River Plate menyadari betapa sedikitnya waktu yang bisa dimiliki Mastantuono di skuad jika mereka tidak mengambil tindakan cepat. Itu sebabnya, menurut 'Ole', Los Millonarios sudah mempertimbangkan untuk menawarinya kontrak baru guna menyempurnakan kontraknya saat ini, yang akan berakhir pada tahun 2025.
Klub itu menawarkan kontrak hingga 2026 dan, untuk mencegah tim-tim besar merekrutnya, atau setidaknya agar dia tidak terjual gratis, harganya dinaikkan. 'Ole' menunjukkan bahwa, pada hari-hari jelang tutup bursa transfer, jumlahnya akan meningkat menjadi 50 juta euro (Rp855 miliar), sehingga mencegahnya pergi pada menit-menit terakhir.
Mastantuono baru memainkan sembilan pertandingan untuk River Plate sejauh musim ini, tampil sebagai starter dalam tiga pertandingan. Dia telah mencetak gol dan di Argentina jelas dia akan sukses.
Selain Real Madrid, klub lain seperti PSG dan Barca juga disebut-sebut sebagai calon tujuan pemain berbakat tersebut. Sementara, di River, mereka menutup telinga terhadap segala ancaman itu dan berharap kesepakatan baru akan cukup untuk mempertahankannya selama mungkin.
River masih bisa menahan Mastantuono, tapi tidak dengan Claudio Echeverri. Terhitung sejak 31 Desember 2024 mendatang, Echeverri resmi pindah. Pemain yang pernah membintangi Piala Dunia U-17 Indonesia 2023 akan alih status menjadi milik Manchester City dengan nilai transfer 15 juta euro (Rp256,5 miliar).
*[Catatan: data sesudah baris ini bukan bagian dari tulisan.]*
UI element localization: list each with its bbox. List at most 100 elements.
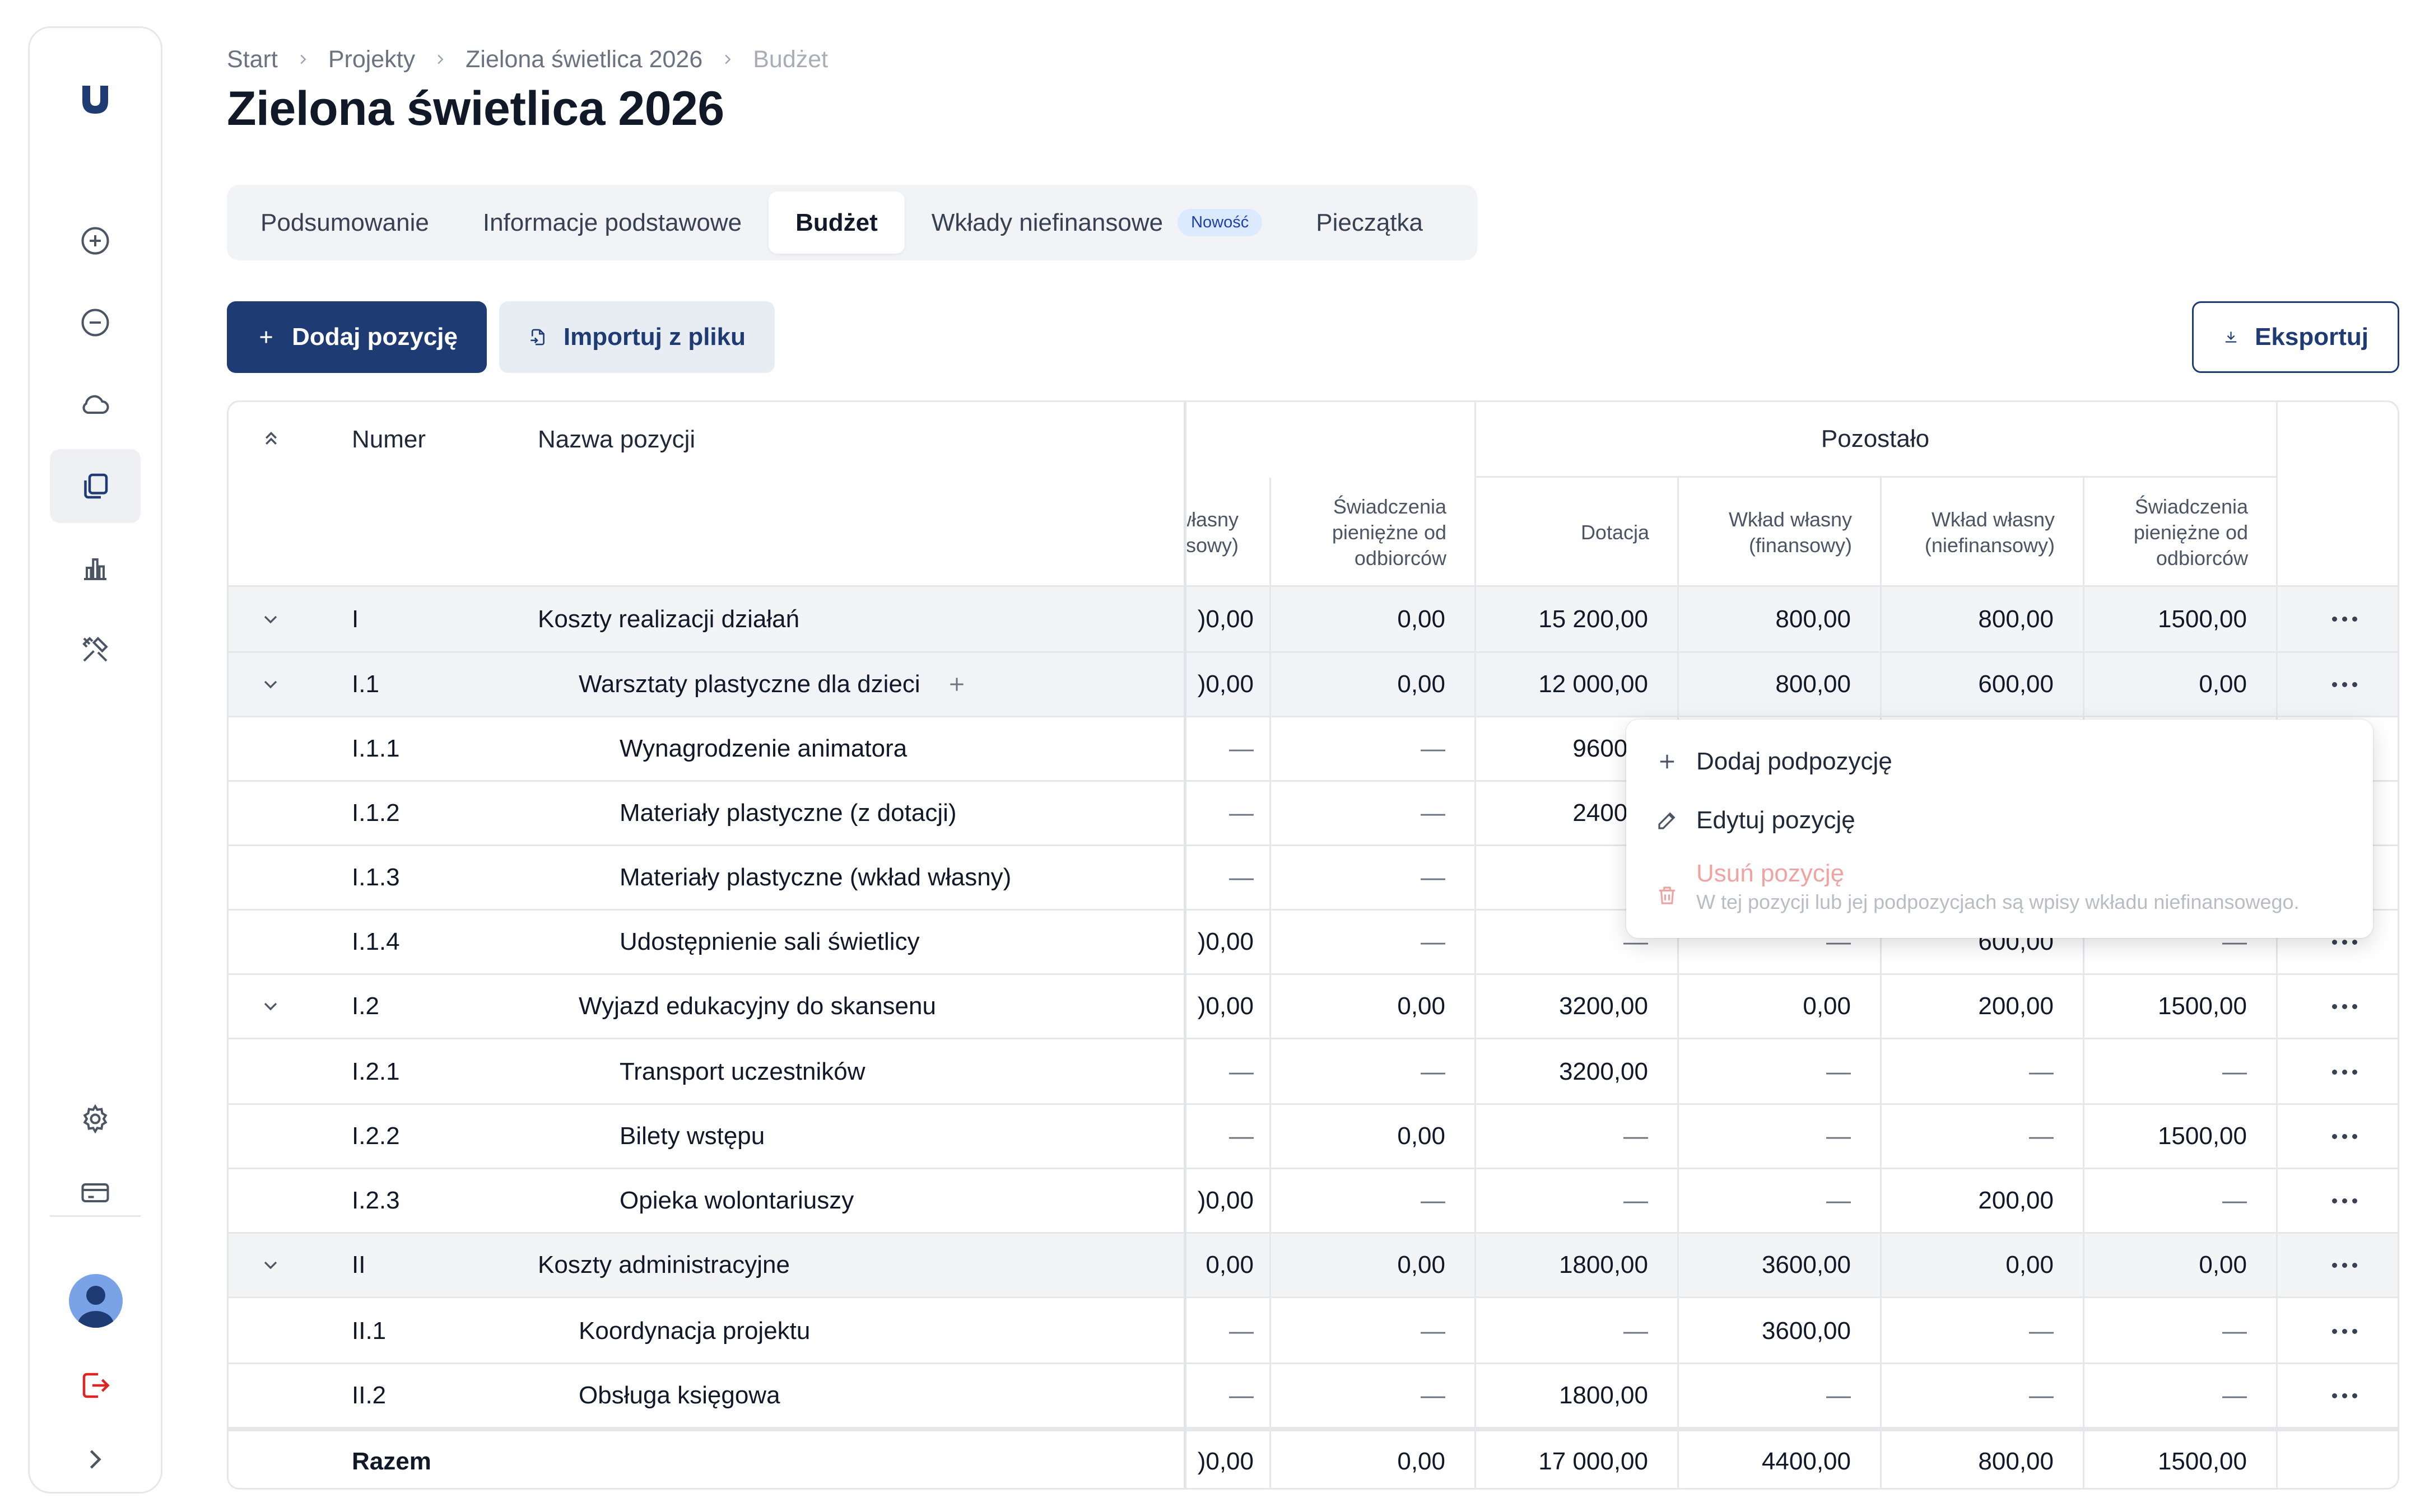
export-button[interactable]: Eksportuj [2192, 301, 2399, 373]
nav-expand[interactable] [50, 1422, 141, 1496]
cell-c5: 0,00 [2199, 670, 2247, 698]
tab-summary[interactable]: Podsumowanie [260, 208, 429, 236]
cell-c0: )0,00 [1197, 928, 1254, 955]
table-row[interactable]: I Koszty realizacji działań)0,00 0,00 15 20… [229, 587, 2398, 653]
cell-c3: 3600,00 [1761, 1317, 1851, 1345]
table-row[interactable]: II.2 Obsługa księgowa — — 1800,00 — — — [229, 1364, 2398, 1429]
chevron-down-icon[interactable] [259, 587, 282, 651]
cell-c4: 200,00 [1978, 992, 2054, 1020]
row-number: I.1.2 [352, 799, 400, 827]
chevron-down-icon[interactable] [259, 1234, 282, 1296]
cell-c1: — [1421, 928, 1445, 955]
table-row[interactable]: II.1 Koordynacja projektu — — — 3600,00 — — [229, 1300, 2398, 1364]
nav-billing[interactable] [50, 1156, 141, 1230]
row-actions-menu-button[interactable] [2332, 1040, 2357, 1103]
import-file-button[interactable]: Importuj z pliku [499, 301, 775, 373]
table-row[interactable]: II Koszty administracyjne 0,00 0,00 1800,00 3… [229, 1234, 2398, 1298]
nav-documents[interactable] [50, 449, 141, 523]
row-number: I.2.2 [352, 1122, 400, 1150]
table-row[interactable]: I.2.1 Transport uczestników — — 3200,00 — — — [229, 1040, 2398, 1105]
nav-add-circle[interactable] [50, 204, 141, 278]
table-total-row: Razem)0,00 0,00 17 000,00 4400,00 800,00 1500… [229, 1429, 2398, 1488]
cloud-icon [82, 395, 109, 414]
cell-c2: 12 000,00 [1538, 670, 1648, 698]
tab-non-financial[interactable]: Wkłady niefinansowe Nowość [905, 192, 1289, 254]
credit-card-icon [81, 1183, 109, 1202]
table-row[interactable]: I.1.4 Udostępnienie sali świetlicy)0,00— —… [229, 911, 2398, 975]
menu-add-subitem[interactable]: Dodaj podpozycję [1626, 736, 2373, 787]
row-actions-menu-button[interactable] [2332, 1105, 2357, 1168]
cell-c5: — [2222, 1382, 2247, 1409]
cell-c1: 0,00 [1397, 670, 1445, 698]
chevron-down-icon[interactable] [259, 975, 282, 1038]
nav-minus-circle[interactable] [50, 286, 141, 360]
table-row[interactable]: I.1.2 Materiały plastyczne (z dotacji) — —2… [229, 782, 2398, 846]
row-actions-menu-button[interactable] [2332, 975, 2357, 1038]
cell-c1: 0,00 [1397, 1122, 1445, 1150]
header-own-financial: Wkład własny (finansowy) [1728, 507, 1852, 557]
row-number: I [352, 605, 359, 633]
menu-edit-item[interactable]: Edytuj pozycję [1626, 795, 2373, 846]
frozen-column-divider [1184, 402, 1186, 1488]
row-number: I.1.3 [352, 864, 400, 891]
cell-c5: 0,00 [2199, 1251, 2247, 1278]
table-row[interactable]: I.2.3 Opieka wolontariuszy)0,00 — — — 200,00 — [229, 1169, 2398, 1234]
tab-budget[interactable]: Budżet [769, 192, 905, 254]
chevron-down-icon[interactable] [259, 653, 282, 716]
nav-logout[interactable] [50, 1348, 141, 1422]
cell-c0: — [1229, 1122, 1254, 1150]
row-actions-menu-button[interactable] [2332, 1300, 2357, 1362]
add-item-button[interactable]: Dodaj pozycję [227, 301, 487, 373]
row-name: Transport uczestników [620, 1058, 865, 1085]
add-subitem-icon[interactable] [946, 653, 968, 716]
cell-c0: )0,00 [1197, 992, 1254, 1020]
tab-stamp[interactable]: Pieczątka [1316, 208, 1423, 236]
cell-c3: 0,00 [1803, 992, 1851, 1020]
bar-chart-icon [84, 558, 106, 580]
tools-icon [82, 637, 108, 662]
trash-icon [1659, 886, 1675, 904]
user-icon [78, 1286, 114, 1328]
row-actions-menu-button[interactable] [2332, 587, 2357, 651]
tab-bar: Podsumowanie Informacje podstawowe Budże… [227, 185, 1477, 260]
row-actions-menu-button[interactable] [2332, 1364, 2357, 1427]
sidebar-divider [50, 1215, 141, 1217]
nav-charts[interactable] [50, 531, 141, 605]
row-name: Bilety wstępu [620, 1122, 765, 1150]
row-number: II.1 [352, 1317, 387, 1345]
table-row[interactable]: I.2.2 Bilety wstępu — 0,00 — — — 1500,00 [229, 1105, 2398, 1169]
cell-c0: — [1229, 1058, 1254, 1085]
total-c0: )0,00 [1197, 1447, 1254, 1475]
breadcrumb-project[interactable]: Zielona świetlica 2026 [466, 45, 703, 73]
cell-c4: 600,00 [1978, 670, 2054, 698]
nav-tools[interactable] [50, 613, 141, 687]
user-avatar[interactable] [69, 1274, 123, 1328]
row-number: I.1.1 [352, 735, 400, 762]
breadcrumb-start[interactable]: Start [227, 45, 278, 73]
row-actions-menu-button[interactable] [2332, 653, 2357, 716]
collapse-all-icon[interactable] [259, 427, 283, 451]
row-actions-menu-button[interactable] [2332, 911, 2357, 973]
table-row[interactable]: I.1.3 Materiały plastyczne (wkład własny)… [229, 846, 2398, 911]
row-number: I.2.1 [352, 1058, 400, 1085]
header-benefits-1: Świadczenia pieniężne od odbiorców [1332, 494, 1446, 570]
row-actions-menu-button[interactable] [2332, 1169, 2357, 1232]
table-row[interactable]: I.2 Wyjazd edukacyjny do skansenu)0,00 0,0… [229, 975, 2398, 1039]
nav-settings[interactable] [50, 1082, 141, 1156]
plus-circle-icon [81, 227, 109, 255]
tab-basic-info[interactable]: Informacje podstawowe [482, 208, 742, 236]
row-actions-menu-button[interactable] [2332, 1234, 2357, 1296]
cell-c0: — [1229, 1317, 1254, 1345]
file-import-icon [530, 329, 544, 346]
cell-c1: — [1421, 735, 1445, 762]
row-number: I.1 [352, 670, 379, 698]
app-logo-icon[interactable] [77, 81, 114, 118]
breadcrumb-projects[interactable]: Projekty [328, 45, 416, 73]
row-name: Obsługa księgowa [579, 1382, 780, 1409]
column-divider [2276, 402, 2278, 1488]
cell-c5: 1500,00 [2157, 1122, 2247, 1150]
table-row[interactable]: I.1 Warsztaty plastyczne dla dzieci)0,00 0… [229, 653, 2398, 717]
tab-non-financial-label: Wkłady niefinansowe [931, 208, 1164, 236]
cell-c1: — [1421, 1382, 1445, 1409]
nav-cloud[interactable] [50, 367, 141, 441]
"Tidak ada lagi dunia ideal seperti yang selalu dibayangkan. Anda harus hidup dengan globalisasi setiap hari. Hal yang sama terjadi dalam sepak bola. Tidak ada yang perlu terkejut karena sangat sulit untuk mempertahankan proyek jangka panjang," kata Francescoli dikutip Sportsmole.
Komentar itu terdengar masuk akal mengiringi perginya sang pemain kesayangan. River Plate tidak rugi, sebagai gantinya justru mereka meraup untung besar.